The Secularist constantly points out that the Hebrew and Christian religions began as local things; that their god was a tribal god; that they gave him material form, and attached him to particular places.

 

This is an excellent example of one of the things that if I were conducting a detailed campaign I should use as an argument for the validity of Biblical experience. For if there really are some other and higher beings than ourselves, and if they in some strange way, at some emotional crisis, really revealed themselves to rude poets or dreamers in very simple times, that these rude people should regard the revelation as local, and connect it with the particular hill or river where it happened, seems to me exactly what any reasonable human being would expect. It has a far more credible look than if they had talked cosmic philosophy from the beginning. If they had, I should have suspected "priestcraft" and forgeries and third-century Gnosticism.

 

If there be such a being as God, and He can speak to a child, and if God spoke to a child in the garden, the child would, of course, say that God lived in the garden. I should not think it any less likely to be true for that. If the child said: "God is everywhere; an impalpable essence pervading and supporting all constituents of the Cosmos alike"--if, I say, the infant addressed me in the above terms, I should think he was much more likely to have been with the governess than with God.

 

So if Moses had said God was an Infinite Energy, I should be certain he had seen nothing extraordinary. As he said He was a Burning Bush, I think it very likely that he did see something extraordinary.
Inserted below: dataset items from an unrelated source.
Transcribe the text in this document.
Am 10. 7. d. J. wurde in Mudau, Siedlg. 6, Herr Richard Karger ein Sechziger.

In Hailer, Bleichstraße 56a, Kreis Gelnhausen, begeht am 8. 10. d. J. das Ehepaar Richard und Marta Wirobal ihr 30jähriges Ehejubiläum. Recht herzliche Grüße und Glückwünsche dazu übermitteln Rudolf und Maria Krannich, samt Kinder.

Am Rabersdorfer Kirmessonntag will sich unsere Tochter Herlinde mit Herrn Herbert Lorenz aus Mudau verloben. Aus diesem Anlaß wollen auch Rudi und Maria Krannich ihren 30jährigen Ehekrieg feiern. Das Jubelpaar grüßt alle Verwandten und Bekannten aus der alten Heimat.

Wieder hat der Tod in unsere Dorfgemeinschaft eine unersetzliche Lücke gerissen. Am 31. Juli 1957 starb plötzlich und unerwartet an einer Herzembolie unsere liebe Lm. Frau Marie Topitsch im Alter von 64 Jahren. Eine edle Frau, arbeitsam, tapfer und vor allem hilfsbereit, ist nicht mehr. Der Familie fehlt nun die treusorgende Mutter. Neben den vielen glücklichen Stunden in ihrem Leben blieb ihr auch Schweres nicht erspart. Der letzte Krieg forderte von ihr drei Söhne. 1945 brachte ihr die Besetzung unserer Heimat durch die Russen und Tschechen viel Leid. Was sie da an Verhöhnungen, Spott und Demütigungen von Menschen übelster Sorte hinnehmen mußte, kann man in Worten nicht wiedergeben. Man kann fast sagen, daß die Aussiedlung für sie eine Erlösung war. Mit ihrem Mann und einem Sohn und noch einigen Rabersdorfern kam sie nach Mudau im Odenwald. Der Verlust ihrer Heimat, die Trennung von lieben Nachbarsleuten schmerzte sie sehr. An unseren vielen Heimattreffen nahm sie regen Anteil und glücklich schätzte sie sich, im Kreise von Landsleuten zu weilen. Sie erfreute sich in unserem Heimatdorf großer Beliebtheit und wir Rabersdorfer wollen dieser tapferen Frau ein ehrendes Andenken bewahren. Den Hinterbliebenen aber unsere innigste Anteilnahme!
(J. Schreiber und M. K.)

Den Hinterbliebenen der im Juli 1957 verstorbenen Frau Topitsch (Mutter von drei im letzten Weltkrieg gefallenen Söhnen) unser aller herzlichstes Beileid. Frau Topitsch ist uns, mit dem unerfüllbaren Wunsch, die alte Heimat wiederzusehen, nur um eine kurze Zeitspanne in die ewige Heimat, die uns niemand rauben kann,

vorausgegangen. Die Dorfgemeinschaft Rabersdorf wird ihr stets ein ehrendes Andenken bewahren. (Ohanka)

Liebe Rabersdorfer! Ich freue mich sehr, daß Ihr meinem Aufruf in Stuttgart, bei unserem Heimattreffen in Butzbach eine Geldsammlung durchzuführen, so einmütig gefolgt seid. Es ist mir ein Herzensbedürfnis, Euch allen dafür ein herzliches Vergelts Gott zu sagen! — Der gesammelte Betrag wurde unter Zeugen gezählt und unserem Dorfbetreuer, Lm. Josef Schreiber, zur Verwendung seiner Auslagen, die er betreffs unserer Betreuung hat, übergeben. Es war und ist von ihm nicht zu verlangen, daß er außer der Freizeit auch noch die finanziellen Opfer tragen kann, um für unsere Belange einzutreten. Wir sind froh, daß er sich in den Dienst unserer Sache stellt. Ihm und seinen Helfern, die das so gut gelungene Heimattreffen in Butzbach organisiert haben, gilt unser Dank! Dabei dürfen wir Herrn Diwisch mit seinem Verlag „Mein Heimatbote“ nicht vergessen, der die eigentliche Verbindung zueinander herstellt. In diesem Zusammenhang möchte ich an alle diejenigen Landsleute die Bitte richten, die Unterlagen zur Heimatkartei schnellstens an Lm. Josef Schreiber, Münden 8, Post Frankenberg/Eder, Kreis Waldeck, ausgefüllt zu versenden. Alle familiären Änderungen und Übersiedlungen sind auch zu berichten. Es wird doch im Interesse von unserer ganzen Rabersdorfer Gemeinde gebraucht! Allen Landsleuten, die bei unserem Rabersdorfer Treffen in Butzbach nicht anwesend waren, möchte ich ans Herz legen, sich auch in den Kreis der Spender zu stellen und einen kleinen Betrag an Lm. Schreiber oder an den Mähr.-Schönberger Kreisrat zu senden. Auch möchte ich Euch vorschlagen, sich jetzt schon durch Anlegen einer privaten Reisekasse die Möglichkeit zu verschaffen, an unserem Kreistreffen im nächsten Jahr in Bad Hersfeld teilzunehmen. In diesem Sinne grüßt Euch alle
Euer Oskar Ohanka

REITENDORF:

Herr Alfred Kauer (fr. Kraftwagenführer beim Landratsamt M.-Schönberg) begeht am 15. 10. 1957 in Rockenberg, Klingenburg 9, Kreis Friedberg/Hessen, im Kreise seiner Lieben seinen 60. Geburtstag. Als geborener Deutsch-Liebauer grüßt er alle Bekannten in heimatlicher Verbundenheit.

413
For whatever be the Divine Secret, and whether or no it has (as all people have believed) sometimes broken bounds and surged into our world, at least it lies on the side furthest away from pedants and their definitions, and nearest to the silver souls of quiet people, to the beauty of bushes, and the love of one's native place.

 

When the learned sceptic says: "The visions of the Old Testament were local, and rustic, and grotesque," we shall answer: "Of course. They were genuine."